Chinese President Xi Jinping pledged to announce “world peace” in a New Year’s message to his Russian counterpart Vladimir Putin.
“No matter how the international situation changes, China will remain steadfast in further comprehensively deepening reform … and promoting world peace and development,” Xi said on Tuesday, according to state broadcaster CCTV.
Since Putin’s large-scale invasion of neighboring Ukraine in February 2022, China has tried to present itself as an impartial country, unlike the United States and other Western countries.
But it remains a political and economic partner of Russia, leading some NATO members to call Beijing a “facilitator” of the war.
According to CCTV, Xi told Putin: “In the face of rapidly evolving changes not seen in a century and the turbulent international situation, China and Russia have consistently moved forward hand-in-hand along the correct path of non-alignment, non-confrontation, and not targeting any third party.”
The two presidents share a strong personal bond with Xi calling his Russian counterpart his “best friend” and Putin cherishing his “reliable partner”.
Its dating has remained consistent despite a decade of growing friction with Western countries, exemplified by Russia’s war in Ukraine.
Xi noted to Putin that 2024 marked the 75th anniversary of the establishment of diplomatic relations between China and Russia, according to CCTV, “representing a new important milestone in the relationship between the two countries”.
“After three-quarters of a century of ups and downs, China-Russia relations have become increasingly mature and stable,” Xi said.
Russia strengthened its unity in the first quarter of the 21st century, achieving goals and overcoming trials and tribulations, Putin said in his New Year’s speech.
“And now, as we begin the new year, we think about the future.
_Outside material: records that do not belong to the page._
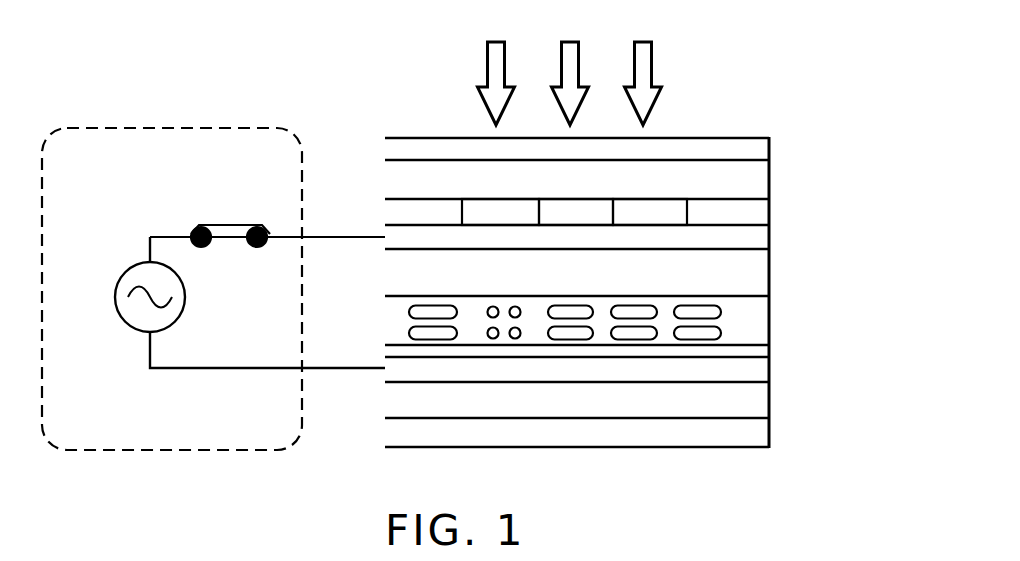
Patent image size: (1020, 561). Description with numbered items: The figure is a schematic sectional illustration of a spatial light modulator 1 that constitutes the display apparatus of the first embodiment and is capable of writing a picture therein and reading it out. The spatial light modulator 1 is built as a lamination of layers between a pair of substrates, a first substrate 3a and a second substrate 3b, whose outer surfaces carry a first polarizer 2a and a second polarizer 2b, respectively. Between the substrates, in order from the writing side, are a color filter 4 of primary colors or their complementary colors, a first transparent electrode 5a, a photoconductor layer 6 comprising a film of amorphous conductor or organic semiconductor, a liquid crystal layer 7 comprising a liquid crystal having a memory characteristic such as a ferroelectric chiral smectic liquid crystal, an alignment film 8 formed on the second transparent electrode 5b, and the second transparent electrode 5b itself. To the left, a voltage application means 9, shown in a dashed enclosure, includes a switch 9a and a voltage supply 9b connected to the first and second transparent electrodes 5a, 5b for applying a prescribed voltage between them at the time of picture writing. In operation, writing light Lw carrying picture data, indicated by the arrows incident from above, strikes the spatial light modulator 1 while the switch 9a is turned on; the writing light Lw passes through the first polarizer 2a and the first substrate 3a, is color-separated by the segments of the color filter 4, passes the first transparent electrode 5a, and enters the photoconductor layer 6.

The spatial light modulator 1 is at (763, 109).
The writing light Lw is at (653, 60).
The first polarizer 2a is at (769, 153).
The first substrate 3a is at (769, 186).
The color filter 4 is at (769, 217).
The first transparent electrode 5a is at (769, 248).
The photoconductor layer 6 is at (769, 277).
The liquid crystal layer 7 is at (769, 322).
The alignment film 8 is at (769, 357).
The second transparent electrode 5b is at (769, 375).
The second substrate 3b is at (769, 402).
The second polarizer 2b is at (769, 439).
The voltage application means 9 is at (200, 128).
The switch 9a is at (235, 225).
The voltage supply 9b is at (127, 326).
We are convinced that everything will be fine, we will move forward. We know for sure that the absolute price for us was, is and will be the fate of Russia, the well-being of its citizens,” he said.
Putin paid tribute to the Russian infantrymen fighting in the Ukraine war, describing them as “true heroes,” but he spoke in detail about the state of the fighting or made predictions about how the battlefield scenario would expand in 2025.
Meanwhile, in his New Year’s address, Xi said no one can save China’s “reunification” with Taiwan, issuing a clear warning to what Beijing sees as independence forces inside and outside the island of 23 million people.
“People on both sides of the Taiwan Strait form a circle of relatives. “No one can break the ties of our family circle and no one can prevent the historical trend of national reunification,” said the Chinese leader.
Tensions have remained high throughout the year in the sensitive Taiwan Strait, especially after William Lai Ching-te, deemed a “separatist” by Beijing, became the island’s latest president in May.